Summary
Highlights
The video introduces the immune system, categorizing it into the innate and specific immune systems, along with the complement system. The innate system provides immediate, generalized responses, while the specific system uses specialized T and B cells for targeted defense, which takes longer to activate, especially upon first exposure to a pathogen.
Before infection can occur, pathogens must overcome physical barriers like skin and mucous membranes (respiratory, GI, urinary tracts), and chemical barriers such as stomach acid, lysozyme in tears/sweat, and lactic acid in the vagina.
Once barriers are breached, three immediate responses occur: macrophages activate the innate immune system, dendritic cells pick up antigens and activate specific T and B cells, and the complement system is directly activated via the lectin and alternative pathways.
Macrophages are key responders in the innate system, recognizing pathogens via pathogen-associated molecular patterns (PAMPs) using receptors like toll-like receptors. Phagocytosis is the process where macrophages and neutrophils engulf and destroy pathogens, breaking them down with digestive enzymes. If macrophages cannot handle the infection alone, they release cytokines.
Cytokines released by macrophages trigger inflammation, recruiting more immune cells like monocytes (precursors to macrophages) and neutrophils. Inflammation involves vasodilation, increased vascular permeability, mast cell activation, and activation of clotting and kinin systems.

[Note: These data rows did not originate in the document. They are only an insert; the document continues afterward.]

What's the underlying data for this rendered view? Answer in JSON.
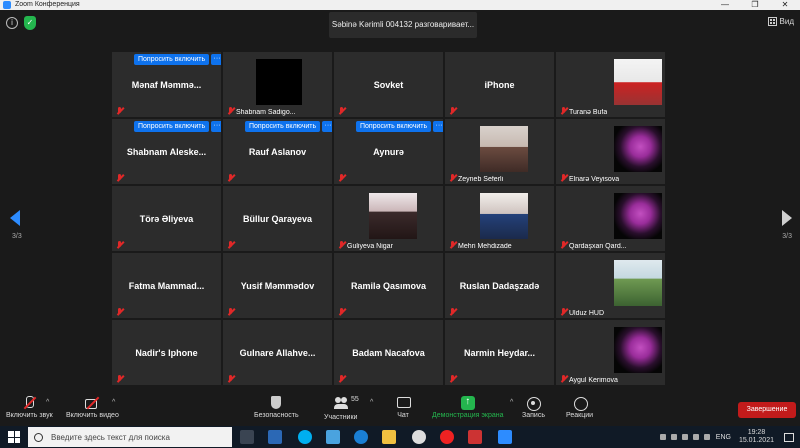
{
  "window": {
    "title": "Zoom Конференция",
    "controls": [
      "—",
      "❐",
      "✕"
    ]
  },
  "topbar": {
    "speaking": "Səbinə Kərimli 004132 разговаривает...",
    "view_label": "Вид"
  },
  "gallery": {
    "ask_label": "Попросить включить",
    "more_label": "···",
    "page_left": "3/3",
    "page_right": "3/3",
    "tiles": [
      {
        "id": "t1",
        "name": "Mənaf  Məmmə...",
        "label": "",
        "ask": true
      },
      {
        "id": "t2",
        "name": "",
        "label": "Shabnam Sadigo...",
        "ask": false
      },
      {
        "id": "t3",
        "name": "Sovket",
        "label": "",
        "ask": false
      },
      {
        "id": "t4",
        "name": "iPhone",
        "label": "",
        "ask": false
      },
      {
        "id": "t5",
        "name": "",
        "label": "Turanə Bufa",
        "ask": false
      },
      {
        "id": "t6",
        "name": "Shabnam  Aleske...",
        "label": "",
        "ask": true
      },
      {
        "id": "t7",
        "name": "Rauf Aslanov",
        "label": "",
        "ask": true
      },
      {
        "id": "t8",
        "name": "Aynurə",
        "label": "",
        "ask": true
      },
      {
        "id": "t9",
        "name": "",
        "label": "Zeyneb Seferli",
        "ask": false
      },
      {
        "id": "t10",
        "name": "",
        "label": "Elnarə Veyisova",
        "ask": false
      },
      {
        "id": "t11",
        "name": "Törə Əliyeva",
        "label": "",
        "ask": false
      },
      {
        "id": "t12",
        "name": "Büllur Qarayeva",
        "label": "",
        "ask": false
      },
      {
        "id": "t13",
        "name": "",
        "label": "Guliyeva Nigar",
        "ask": false
      },
      {
        "id": "t14",
        "name": "",
        "label": "Mehri Mehdizade",
        "ask": false
      },
      {
        "id": "t15",
        "name": "",
        "label": "Qardaşxan Qard...",
        "ask": false
      },
      {
        "id": "t16",
        "name": "Fatma  Mammad...",
        "label": "",
        "ask": false
      },
      {
        "id": "t17",
        "name": "Yusif Məmmədov",
        "label": "",
        "ask": false
      },
      {
        "id": "t18",
        "name": "Ramilə Qasımova",
        "label": "",
        "ask": false
      },
      {
        "id": "t19",
        "name": "Ruslan Dadaşzadə",
        "label": "",
        "ask": false
      },
      {
        "id": "t20",
        "name": "",
        "label": "Ulduz HUD",
        "ask": false
      },
      {
        "id": "t21",
        "name": "Nadir's Iphone",
        "label": "",
        "ask": false
      },
      {
        "id": "t22",
        "name": "Gulnare  Allahve...",
        "label": "",
        "ask": false
      },
      {
        "id": "t23",
        "name": "Badam Nacafova",
        "label": "",
        "ask": false
      },
      {
        "id": "t24",
        "name": "Narmin  Heydar...",
        "label": "",
        "ask": false
      },
      {
        "id": "t25",
        "name": "",
        "label": "Aygul Kerimova",
        "ask": false
      }
    ]
  },
  "toolbar": {
    "unmute": "Включить звук",
    "start_video": "Включить видео",
    "security": "Безопасность",
    "participants": "Участники",
    "participants_count": "55",
    "chat": "Чат",
    "share_screen": "Демонстрация экрана",
    "record": "Запись",
    "reactions": "Реакции",
    "end": "Завершение",
    "caret": "^"
  },
  "taskbar": {
    "search_placeholder": "Введите здесь текст для поиска",
    "lang": "ENG",
    "time": "19:28",
    "date": "15.01.2021"
  }
}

Inflammation stimulates macrophages and neutrophils to secrete interleukins, leading to a systemic inflammatory response. Interleukin 1 causes fever, conserving energy. Interleukin 6 leads to liver production of acute phase proteins, acting as opsonins. Interleukin 8 recruits neutrophils, and IL-2/12 activate natural killer cells, while TNF-alpha has broad inflammatory effects. Opsonins like C-reactive protein (CRP) attach to pathogens, marking them for easier phagocytosis.
The complement system, a series of proteins (C1-C9), works with both innate and specific immunity. When triggered, it initiates a cascade that forms opsonins, triggers inflammation, and directly attacks pathogens. It's activated directly by pathogens (lectin and alternative pathways) or by antibody-antigen complexes from the specific immune system (classical pathway).
The specific immune system uses T and B lymphocytes, which reside in lymph nodes and lymphoid tissues. Each T cell has specific T cell receptors, and each B cell has specific antibodies on its membrane, designed to recognize a single type of antigen.
Dendritic cells act as messengers, picking up antigens at infection sites, displaying them on their surface, and presenting them to T and B cells in lymphoid tissues. Specific T and B cells that recognize the antigen become activated. Dendritic cells present antigens on HLA class II molecules to CD4+ T cells, which proliferate into T helper cells. T helper cells present antigens on HLA class I molecules to CD8+ cells and secrete cytokines to differentiate them into cytotoxic T cells. They also stimulate B cells to become plasma cells (producing antibodies) and memory B cells.
Cytotoxic T cells kill infected cells (e.g., virally infected) by attaching via their T-cell receptor and HLA class I molecules. They use granule exocytosis to spray enzymes that lyse the cell membrane or activate the 'fast molecule,' which triggers apoptosis (programmed cell death).
Plasma cells, differentiated B cells, produce large quantities of Y-shaped antibodies specific to the invading pathogen. Antibodies neutralize toxins, prevent viruses/bacteria from invading cells by blocking receptors, clump pathogens together (agglutination) to slow their spread, and act as highly specific opsonins, making pathogens easier for macrophages and neutrophils to recognize and destroy.